The Carroll County Drug Task Force's heavy-handed use of the state's drug forfeiture law in cases involving small quantities of contraband is a misuse of an important tool in the war against drugs. The task force's abusive application of the forfeiture law could result in a public outcry against the law.
As The Sun's Darren Allen reported, the county's drug task force routinely invokes the law in a way that leaves the appearance the law enforcement organization extorted money from people who have not been charged, let alone, convicted of drug offenses.
When Carroll's drug task force acts this way, it violates the essence of the Fourth Amendment right of Americans to "be secure in their persons, papers, houses and effects against unreasonable searches and seizures."
Federal, state and other county agencies are very careful to separate enforcement of the forfeiture law from the criminal law, to ensure that due process is closely followed.
All too often, the Carroll task force has used property seizure as a bargaining chip; the task force officers promise to drop criminal charges against people willing to buy back their seized property.
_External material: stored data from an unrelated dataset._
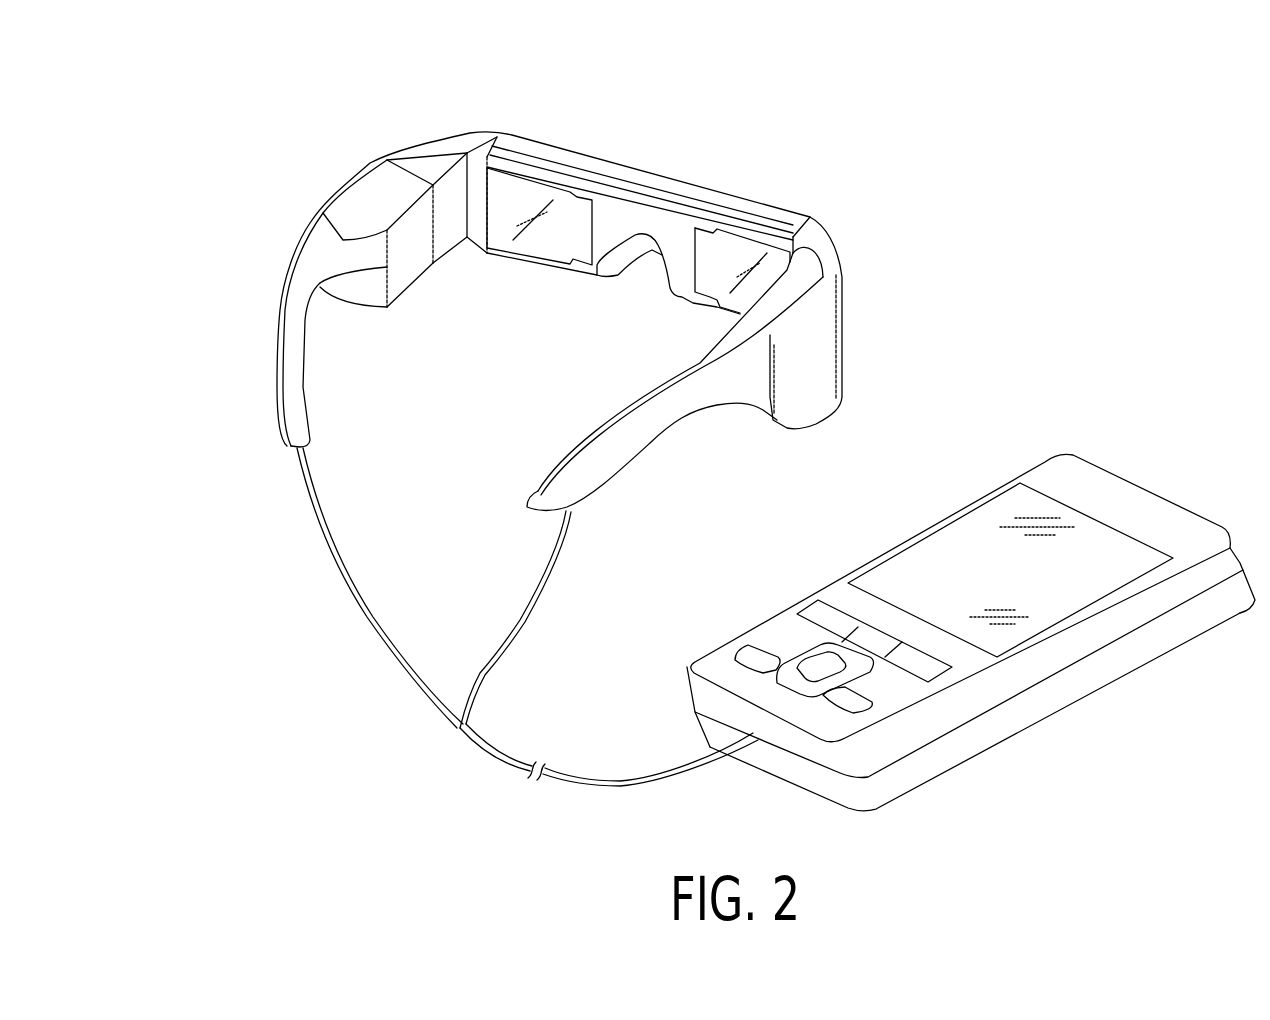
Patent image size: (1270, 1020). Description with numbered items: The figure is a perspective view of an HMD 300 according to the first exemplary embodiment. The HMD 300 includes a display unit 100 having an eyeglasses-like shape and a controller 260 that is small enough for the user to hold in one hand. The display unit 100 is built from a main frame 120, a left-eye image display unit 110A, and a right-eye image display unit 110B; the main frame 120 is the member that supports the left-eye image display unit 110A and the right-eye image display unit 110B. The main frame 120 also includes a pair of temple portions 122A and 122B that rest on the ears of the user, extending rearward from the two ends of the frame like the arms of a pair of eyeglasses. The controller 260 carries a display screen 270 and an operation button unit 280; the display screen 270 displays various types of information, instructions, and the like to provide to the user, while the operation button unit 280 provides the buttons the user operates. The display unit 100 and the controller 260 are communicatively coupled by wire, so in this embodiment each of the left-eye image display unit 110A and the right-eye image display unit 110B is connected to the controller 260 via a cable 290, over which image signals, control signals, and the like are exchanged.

The display unit 100 is at (843, 101).
The left-eye image display unit 110A is at (548, 129).
The right-eye image display unit 110B is at (770, 191).
The main frame 120 is at (428, 151).
The temple portion 122A is at (290, 288).
The temple portion 122B is at (657, 427).
The controller 260 is at (1178, 476).
The display screen 270 is at (968, 545).
The operation button unit 280 is at (814, 562).
The cable 290 is at (595, 783).
The HMD 300 is at (967, 161).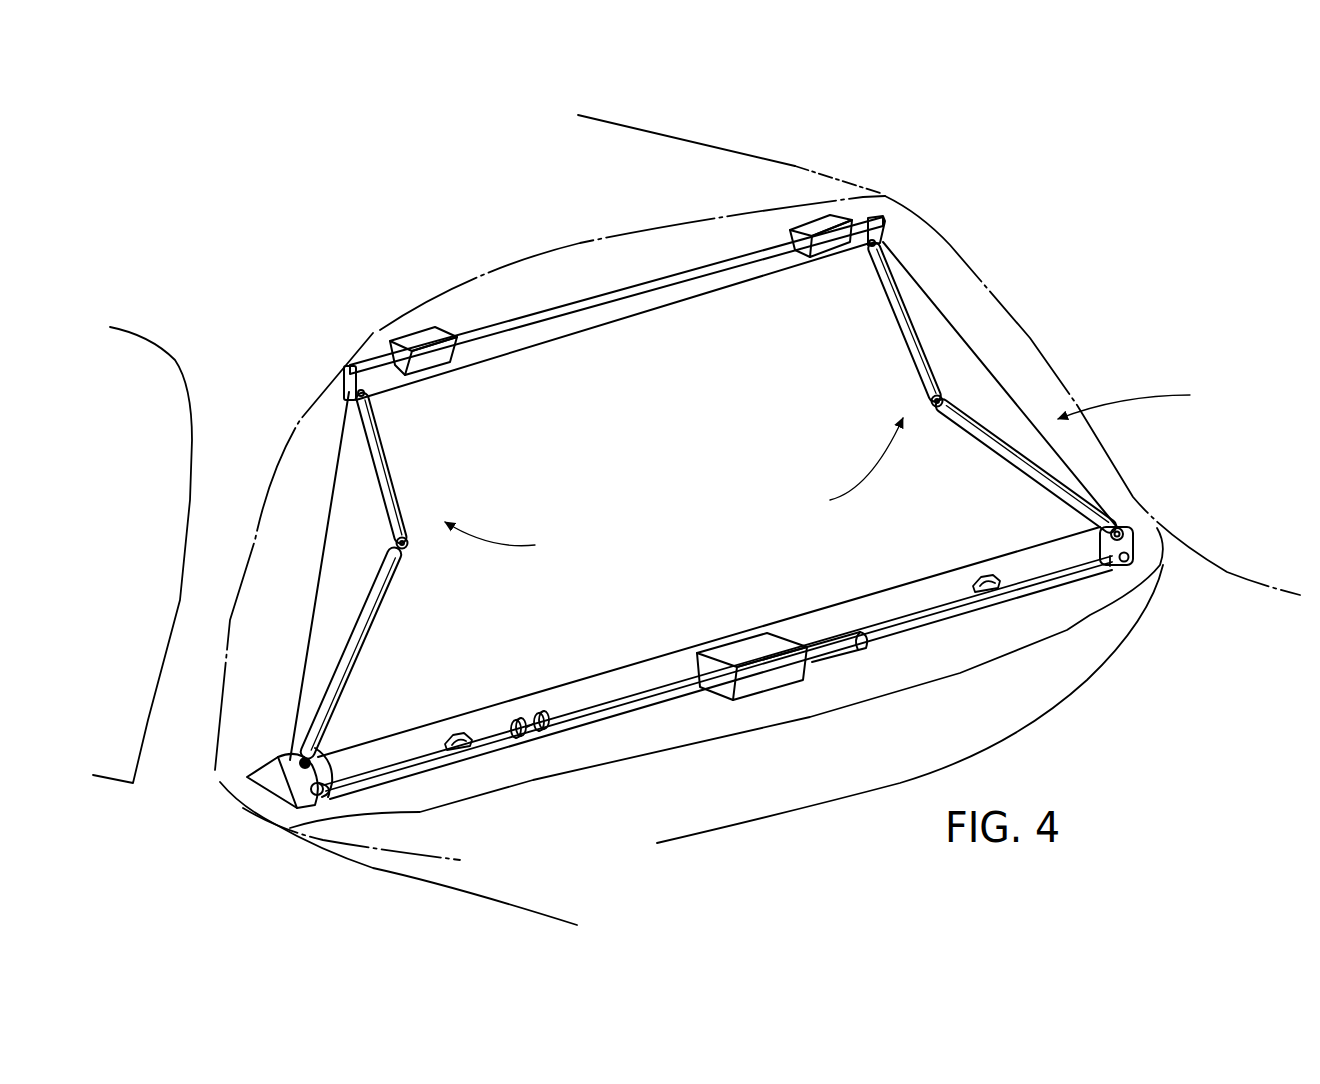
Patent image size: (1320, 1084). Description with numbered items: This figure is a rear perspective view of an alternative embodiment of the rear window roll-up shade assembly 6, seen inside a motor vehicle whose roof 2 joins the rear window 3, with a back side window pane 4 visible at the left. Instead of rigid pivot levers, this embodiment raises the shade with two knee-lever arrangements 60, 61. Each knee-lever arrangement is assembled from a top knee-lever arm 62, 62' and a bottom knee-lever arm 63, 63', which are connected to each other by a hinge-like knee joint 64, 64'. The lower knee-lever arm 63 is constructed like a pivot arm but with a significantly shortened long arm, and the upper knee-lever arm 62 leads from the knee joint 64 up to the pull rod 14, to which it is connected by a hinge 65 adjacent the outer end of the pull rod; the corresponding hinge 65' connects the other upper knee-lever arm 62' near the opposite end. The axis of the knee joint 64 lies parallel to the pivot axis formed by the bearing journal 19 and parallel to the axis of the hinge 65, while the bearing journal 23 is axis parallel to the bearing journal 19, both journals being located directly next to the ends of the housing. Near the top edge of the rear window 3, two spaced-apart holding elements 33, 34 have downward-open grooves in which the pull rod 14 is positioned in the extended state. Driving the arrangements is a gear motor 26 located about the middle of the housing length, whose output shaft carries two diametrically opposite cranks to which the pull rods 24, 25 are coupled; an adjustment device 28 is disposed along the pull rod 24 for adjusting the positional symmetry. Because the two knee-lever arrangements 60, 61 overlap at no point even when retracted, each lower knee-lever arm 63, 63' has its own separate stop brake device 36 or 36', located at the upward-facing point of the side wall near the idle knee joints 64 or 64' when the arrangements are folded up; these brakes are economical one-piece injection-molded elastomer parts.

The roof 2 is at (723, 143).
The rear window 3 is at (1028, 338).
The back side window pane 4 is at (125, 532).
The roll-up shade assembly 6 is at (718, 652).
The pull rod 14 is at (597, 297).
The bearing journal 19 is at (300, 757).
The bearing journal 23 is at (1123, 527).
The pull rod 24 is at (400, 758).
The pull rod 25 is at (970, 607).
The gear motor 26 is at (742, 657).
The adjustment device 28 is at (531, 716).
The holding element 33 is at (412, 335).
The holding element 34 is at (822, 227).
The stop brake device 36 is at (484, 683).
The stop brake device 36' is at (1000, 538).
The knee-lever arrangement 60 is at (850, 467).
The knee-lever arrangement 61 is at (506, 539).
The upper knee-lever arm 62 is at (438, 466).
The upper knee-lever arm 62' is at (982, 306).
The lower knee-lever arm 63 is at (423, 653).
The lower knee-lever arm 63' is at (994, 473).
The knee joint 64 is at (489, 495).
The knee joint 64' is at (853, 383).
The hinge 65 is at (280, 391).
The hinge 65' is at (963, 187).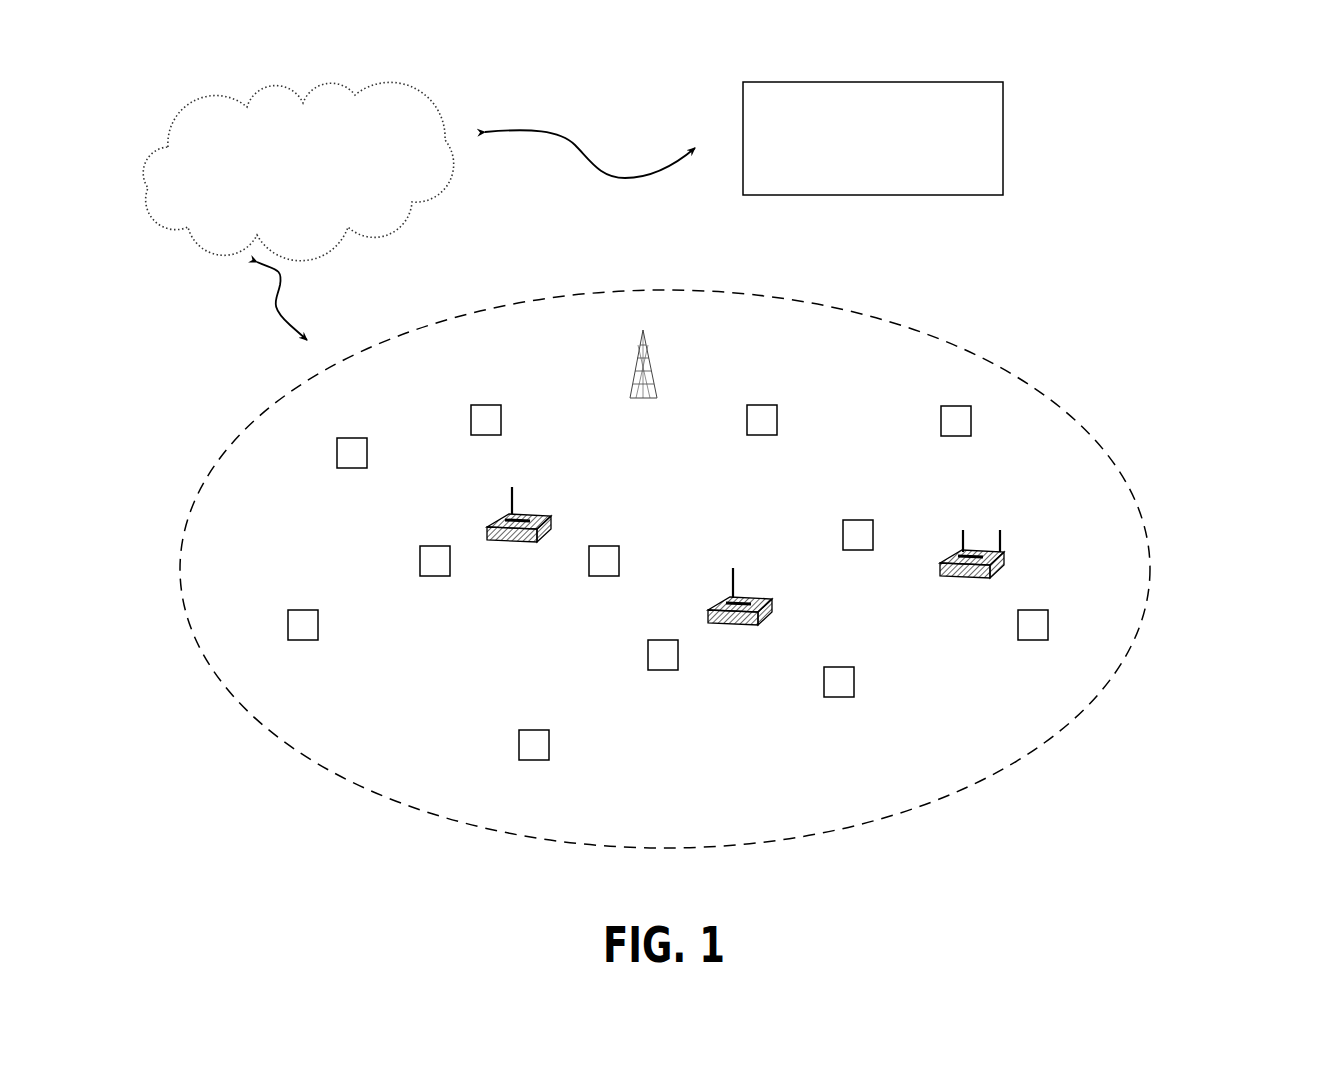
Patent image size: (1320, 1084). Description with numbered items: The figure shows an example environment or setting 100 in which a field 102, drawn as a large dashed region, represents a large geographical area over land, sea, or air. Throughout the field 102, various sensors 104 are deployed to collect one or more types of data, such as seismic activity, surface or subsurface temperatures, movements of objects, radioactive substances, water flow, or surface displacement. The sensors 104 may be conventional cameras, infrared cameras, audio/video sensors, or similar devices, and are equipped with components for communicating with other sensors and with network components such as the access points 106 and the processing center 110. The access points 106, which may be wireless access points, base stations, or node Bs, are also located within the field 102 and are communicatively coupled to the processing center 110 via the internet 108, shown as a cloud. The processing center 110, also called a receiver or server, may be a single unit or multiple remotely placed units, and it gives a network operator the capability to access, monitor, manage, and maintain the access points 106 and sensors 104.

The environment or setting 100 is at (1168, 115).
The field 102 is at (292, 748).
The sensors 104 is at (338, 470).
The access points 106 is at (630, 390).
The internet 108 is at (190, 240).
The processing center 110 is at (938, 196).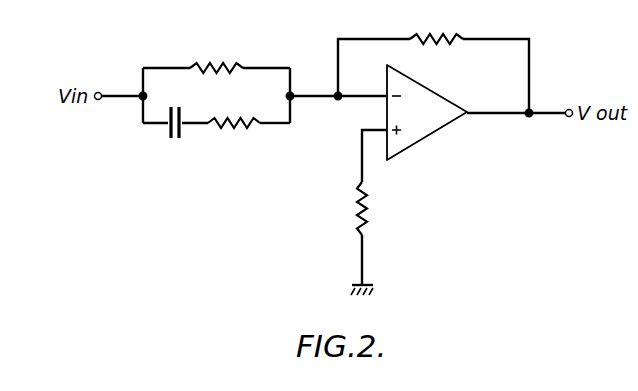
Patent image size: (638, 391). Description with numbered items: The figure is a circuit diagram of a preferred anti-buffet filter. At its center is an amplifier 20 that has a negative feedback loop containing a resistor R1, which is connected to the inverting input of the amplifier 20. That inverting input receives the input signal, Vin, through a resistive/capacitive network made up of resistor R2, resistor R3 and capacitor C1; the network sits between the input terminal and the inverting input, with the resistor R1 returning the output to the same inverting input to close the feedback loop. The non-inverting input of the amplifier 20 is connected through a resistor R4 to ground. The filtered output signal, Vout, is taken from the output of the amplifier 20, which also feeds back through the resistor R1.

The amplifier 20 is at (433, 130).
The resistor R1 is at (433, 62).
The resistor R2 is at (216, 55).
The resistor R3 is at (249, 139).
The resistor R4 is at (373, 212).
The capacitor C1 is at (175, 128).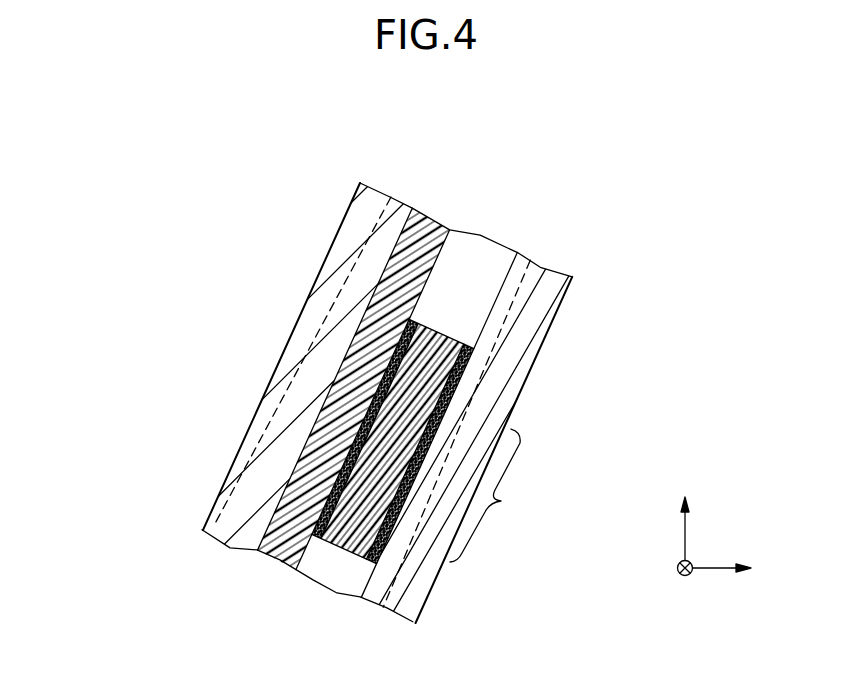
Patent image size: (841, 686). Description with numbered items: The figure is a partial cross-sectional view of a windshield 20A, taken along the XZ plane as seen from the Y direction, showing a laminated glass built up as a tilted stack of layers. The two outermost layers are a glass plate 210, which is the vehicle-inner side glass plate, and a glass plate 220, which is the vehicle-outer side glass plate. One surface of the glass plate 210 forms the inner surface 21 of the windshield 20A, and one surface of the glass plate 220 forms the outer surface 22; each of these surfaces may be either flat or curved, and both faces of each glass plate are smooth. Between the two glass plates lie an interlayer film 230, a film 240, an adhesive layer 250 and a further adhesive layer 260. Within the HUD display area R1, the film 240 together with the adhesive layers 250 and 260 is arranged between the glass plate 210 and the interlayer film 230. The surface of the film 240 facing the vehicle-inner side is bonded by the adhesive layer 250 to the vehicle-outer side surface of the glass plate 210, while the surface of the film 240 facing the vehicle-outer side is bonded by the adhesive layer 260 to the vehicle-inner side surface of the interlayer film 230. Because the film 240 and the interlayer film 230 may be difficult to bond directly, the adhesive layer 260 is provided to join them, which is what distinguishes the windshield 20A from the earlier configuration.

The windshield 20A is at (93, 222).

For many of the accused, the confiscation of a car or valuable property is more damaging than the charges, and they will do anything to get their property returned.
Moreover, the spectacle of having arresting officers haggle over the price of seized property seems more appropriate in a banana republic than in the United States of America.
Why does the Carroll County task force so zealously apply the forfeiture provision? From appearances, it would seem that the proceeds are being used to finance the task force operations. We have no way of knowing, however, because Barton F. Walker III, who heads the task force, refuses to account for the seizures and their disposal. The public deserves better than that from Mr. Walker.
At present, the task force is accountable to no one. It is not under the control of the state's attorney office, the Maryland State Police or the Carroll County government. It has evolved, dangerously, into a power unto itself. As a result, it is not surprising that the task force abuses the law and has not had to answer for it.
Property forfeiture laws can be effective in dealing with drug offenders, but this tool must be employed in a constitutional manner.